Sein Vater Heinrich sollte erst 1946 aus amerikanischer
Kriegsgefangenschaft heimkehren und als Straßenbahnschaffner den
Lebensunterhalt der Familie verdienen konnte. Bis dahin fuhren Heinz und seine
Mutter in überfüllten Zügen zum Hamstern aufs Land nach Hamminkeln und Gifhorn.
„Mutter nähte dort für die Bauern und wir bekamen dafür von ihnen Brot, Butter,
Kartoffeln, Speck und Wurst“, erinnert sich Auberg. In unguter Erinnerung
geblieben sind ihm die Bahnpolizisten, die sich auf der Heimfahrt bei sogenannten
Kontrollen sich auch schon mal das eine oder andere erhamsterte Lebensmittel
für den Eigenbedarf unter den Nagel rissen.
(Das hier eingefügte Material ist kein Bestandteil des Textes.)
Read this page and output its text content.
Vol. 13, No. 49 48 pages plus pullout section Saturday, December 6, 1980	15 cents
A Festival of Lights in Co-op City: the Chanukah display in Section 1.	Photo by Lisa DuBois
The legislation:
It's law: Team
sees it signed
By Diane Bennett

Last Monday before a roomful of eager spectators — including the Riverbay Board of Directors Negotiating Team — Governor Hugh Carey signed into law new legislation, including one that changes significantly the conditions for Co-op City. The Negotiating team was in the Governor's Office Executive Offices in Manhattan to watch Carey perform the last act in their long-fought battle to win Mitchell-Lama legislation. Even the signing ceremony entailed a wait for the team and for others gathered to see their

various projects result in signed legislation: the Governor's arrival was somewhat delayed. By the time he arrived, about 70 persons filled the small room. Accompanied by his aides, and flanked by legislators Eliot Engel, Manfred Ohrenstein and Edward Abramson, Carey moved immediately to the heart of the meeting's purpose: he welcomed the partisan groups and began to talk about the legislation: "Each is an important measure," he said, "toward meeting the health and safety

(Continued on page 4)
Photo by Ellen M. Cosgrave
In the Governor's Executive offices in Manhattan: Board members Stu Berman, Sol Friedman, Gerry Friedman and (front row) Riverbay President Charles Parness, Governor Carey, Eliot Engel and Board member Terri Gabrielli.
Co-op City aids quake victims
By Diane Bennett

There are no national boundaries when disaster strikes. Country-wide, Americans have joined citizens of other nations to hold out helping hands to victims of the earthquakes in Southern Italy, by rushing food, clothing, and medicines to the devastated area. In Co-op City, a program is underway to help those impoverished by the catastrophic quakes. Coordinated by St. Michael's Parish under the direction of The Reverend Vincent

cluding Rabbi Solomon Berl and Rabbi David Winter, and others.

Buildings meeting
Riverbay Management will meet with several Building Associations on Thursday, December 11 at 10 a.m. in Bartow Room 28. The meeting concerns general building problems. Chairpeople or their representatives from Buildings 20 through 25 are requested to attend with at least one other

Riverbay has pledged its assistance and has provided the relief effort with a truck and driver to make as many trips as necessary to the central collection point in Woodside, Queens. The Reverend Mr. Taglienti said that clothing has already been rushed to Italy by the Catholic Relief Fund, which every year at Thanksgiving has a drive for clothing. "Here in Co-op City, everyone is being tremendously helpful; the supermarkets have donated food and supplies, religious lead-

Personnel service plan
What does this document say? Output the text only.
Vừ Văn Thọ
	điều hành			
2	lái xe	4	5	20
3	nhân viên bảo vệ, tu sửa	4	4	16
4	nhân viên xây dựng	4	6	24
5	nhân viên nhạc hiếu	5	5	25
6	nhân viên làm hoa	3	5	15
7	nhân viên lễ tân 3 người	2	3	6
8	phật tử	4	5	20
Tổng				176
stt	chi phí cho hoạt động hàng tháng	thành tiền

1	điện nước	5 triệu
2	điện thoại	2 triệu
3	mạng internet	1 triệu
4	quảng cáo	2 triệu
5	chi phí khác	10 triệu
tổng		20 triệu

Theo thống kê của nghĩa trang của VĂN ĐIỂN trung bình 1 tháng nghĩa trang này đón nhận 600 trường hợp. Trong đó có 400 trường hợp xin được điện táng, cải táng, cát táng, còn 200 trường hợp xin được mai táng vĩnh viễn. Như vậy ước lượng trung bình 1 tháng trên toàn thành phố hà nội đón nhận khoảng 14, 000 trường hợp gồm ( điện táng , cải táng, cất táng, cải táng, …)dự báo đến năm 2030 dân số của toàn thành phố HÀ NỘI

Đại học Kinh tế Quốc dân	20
Unvergesslich bleibt Heinz Auberg auch der Verlust einer
Lebensmittelkarte. „Das war eine Katastrophe. Aber ich konnte meinen Fehler
wiedergutmachen, in dem ich Zigaretten und Kaugummi, die ich amerikanischen
Soldaten aus dem Handschuhfach ihrer Jeeps geklaut hatte, gegen Lebensmittel
eintauschte“, erzählt er. Ab dem 1. Oktober 1945 mussten Auberg und seine Klassenkameraden
wieder zur Mittelschule. Da ihr altes Schulgebäude an der Ecke Kaiserstraße/Adolfstraße
den Bomben zum Opfer gefallen war, wurden die Mittelschulen für Mädchen und
Jungen im Schulgebäude an der Oberstraße zusammengelegt. Aber Mädchen und
Jungen wurden weiter getrennt unterrichtet. „Wir lernten ohne Bücher und abwechselnd
vormittags und nachmittags und bekamen vom Schwedischen Roten Kreuz eine
Schulspeise, die aus Erbsen- oder Biskuit-Suppe bestand“, weiß Auberg zu
berichten. Auf dem Stundenplan standen Deutsch, Mathematik und Englisch. Aber
die jüngste Vergangenheit und ihre politischen Folgen waren in der Schule kein
Thema. Der Unterschied zwischen Diktatur und Demokratie und deren philosophischen
Grundlagen kamen damals nur in der Jugendgruppe des Styrumer Pfarrers Paul
Biermann zur Sprache. Der hatte während der NS-Zeit zur regimekritischen Bekennenden
Kirche gehört. Nach dem Unterrichtsende ging es oft zum Steineklopfen und
Trümmerräumen in die Stadt. Die geistigen Trümmer zu beseitigen, die die
NS-Diktatur hinterlassen hatte, dauerte noch länger. „Ich erinnere mich, dass
wir beim Anstreichen unseres Klassenraums das NS-Lied: ‚Ein Junges Volk steht
auf, zum Sturm bereit!‘ gesungen haben und dafür beinahe von der Schule
geflogen wären“, erinnert sich Auberg. Er räumt ein, dass es für ihn bis in die
1950er Jahre hinein dauerte, ehe er nach der Lektüre von Golo Manns Buch: ‚Deutschlands
Weg im 20. Jahrhundert dauerte, ehe er sich endgültig von der NS-Ideologie
verabschieden konnte, die das Denken seiner Kindheit und Jugend geprägt hatte.